Good Business Etiquette is Fast and Easy

business etiquette

You may not impress everyone you meet, hit every deadline, and consistently knock it out of the park. Bad days and breakdowns happen. But there are a few business etiquette practices you can consistently do to make you easy to work with and to present yourself in a professional and credible way.

Business Etiquette tip #1: Listen to your cell and work voicemail greetings. Have you recorded a personal greeting that assures callers they’ve reached your phone? If the message says, “You’ve reached 303-863-0948, callers may wonder if they’ve called the right number and are likely to hang up and call back. And make sure the greeting doesn’t sound as if you recorded it while you were outside waiting for a bus, or standing in line at the grocery store, or under water. You get the point.

Business Etiquette tip #2: Make it easy to contact you. Include all of your contact information at the bottom of your outgoing and reply emails, in a clickable format (versus a non-clickable image). Don’t make people search for your contact information. Oh, and spell check your salutation. I’m amazed at how many spelling errors and typos I see in people’s contact information.

Business Etiquette tip #3: Turn off your out-of-office voicemail and email messages when you return from a trip. Telling people that you’ll be back on January 3rd, in March, makes you appear checked out.

Business Etiquette tip #4: Don’t wear perfume or cologne to work. It likely bothers someone but s/he won’t tell you about it.

Business Etiquette tip #5: Want to avoid people asking you, “Did you get my email?” or sending you yet another email? Reply to all emails, letting people know you received their message and letting them know when you’ll respond. That could read something like, “I received your message. I’ll reply with an answer by Friday.”

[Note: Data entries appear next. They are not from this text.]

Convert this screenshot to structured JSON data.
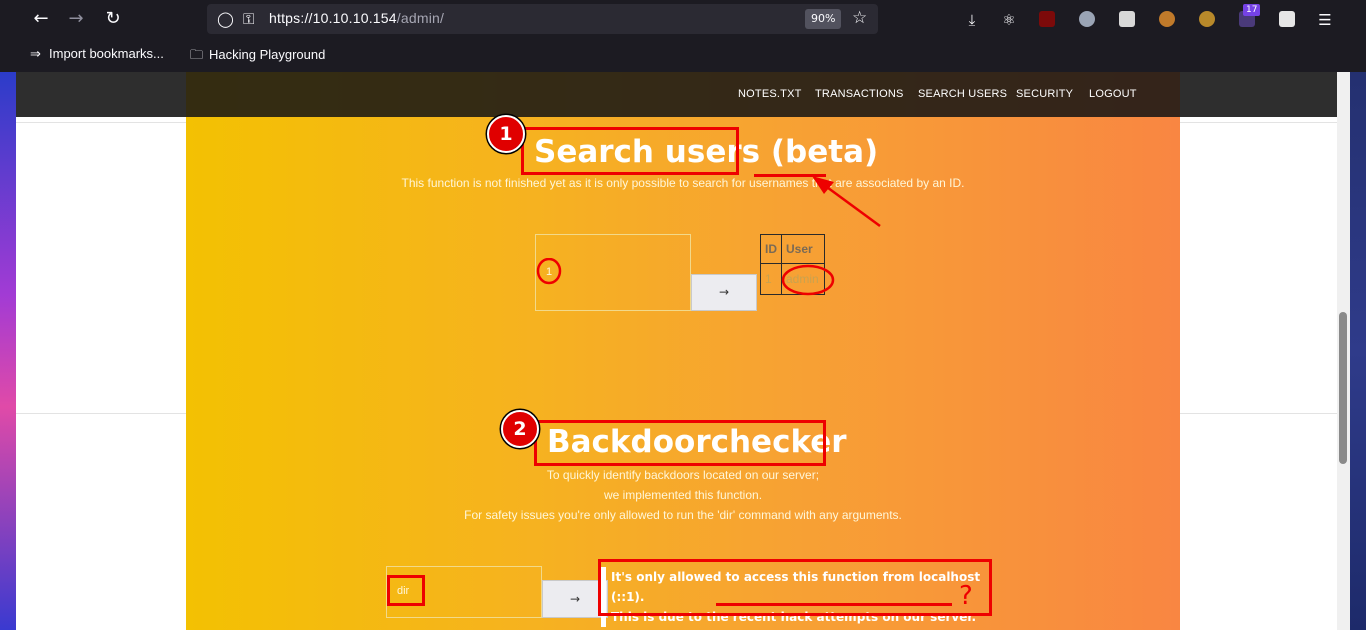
{
  "browser": {
    "url_host": "https://10.10.10.154",
    "url_path": "/admin/",
    "zoom": "90%",
    "extension_badge": "17",
    "bookmarks": [
      {
        "label": "Import bookmarks..."
      },
      {
        "label": "Hacking Playground"
      }
    ]
  },
  "nav": {
    "items": [
      {
        "label": "NOTES.TXT"
      },
      {
        "label": "TRANSACTIONS"
      },
      {
        "label": "SEARCH USERS"
      },
      {
        "label": "SECURITY"
      },
      {
        "label": "LOGOUT"
      }
    ]
  },
  "search": {
    "title_main": "Search users",
    "title_beta": "(beta)",
    "subtitle": "This function is not finished yet as it is only possible to search for usernames that are associated by an ID.",
    "input_value": "1",
    "button_label": "→",
    "table": {
      "headers": [
        "ID",
        "User"
      ],
      "rows": [
        [
          "1",
          "admin"
        ]
      ]
    }
  },
  "backdoor": {
    "title": "Backdoorchecker",
    "lines": [
      "To quickly identify backdoors located on our server;",
      "we implemented this function.",
      "For safety issues you're only allowed to run the 'dir' command with any arguments."
    ],
    "input_value": "dir",
    "button_label": "→",
    "error_line1": "It's only allowed to access this function from localhost (::1).",
    "error_line2": "This is due to the recent hack attempts on our server."
  },
  "annotations": {
    "marker1": "1",
    "marker2": "2",
    "question": "?"
  },
  "colors": {
    "annotation_red": "#ee0000",
    "gradient_start": "#f3c102",
    "gradient_end": "#f98642",
    "nav_bg": "#2e2e2e"
  }
}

I could go on – eating smelly food in a cubicle, taking phone calls via a speaker phone from a cubicle, stealing other people’s lunches out of the refrigerator, taking up two parking spots, almost finishing the coffee, but not making more, borrowing someone’s chair and returning it at a different height, leaving conference rooms a mess, ending meetings late so a posse of people wait outside to use the conference room, flushing the toilet while participating in a remote conference call, but this is a good start. I’m looking forward to listening to your personal yet succinct voicemail greeting soon!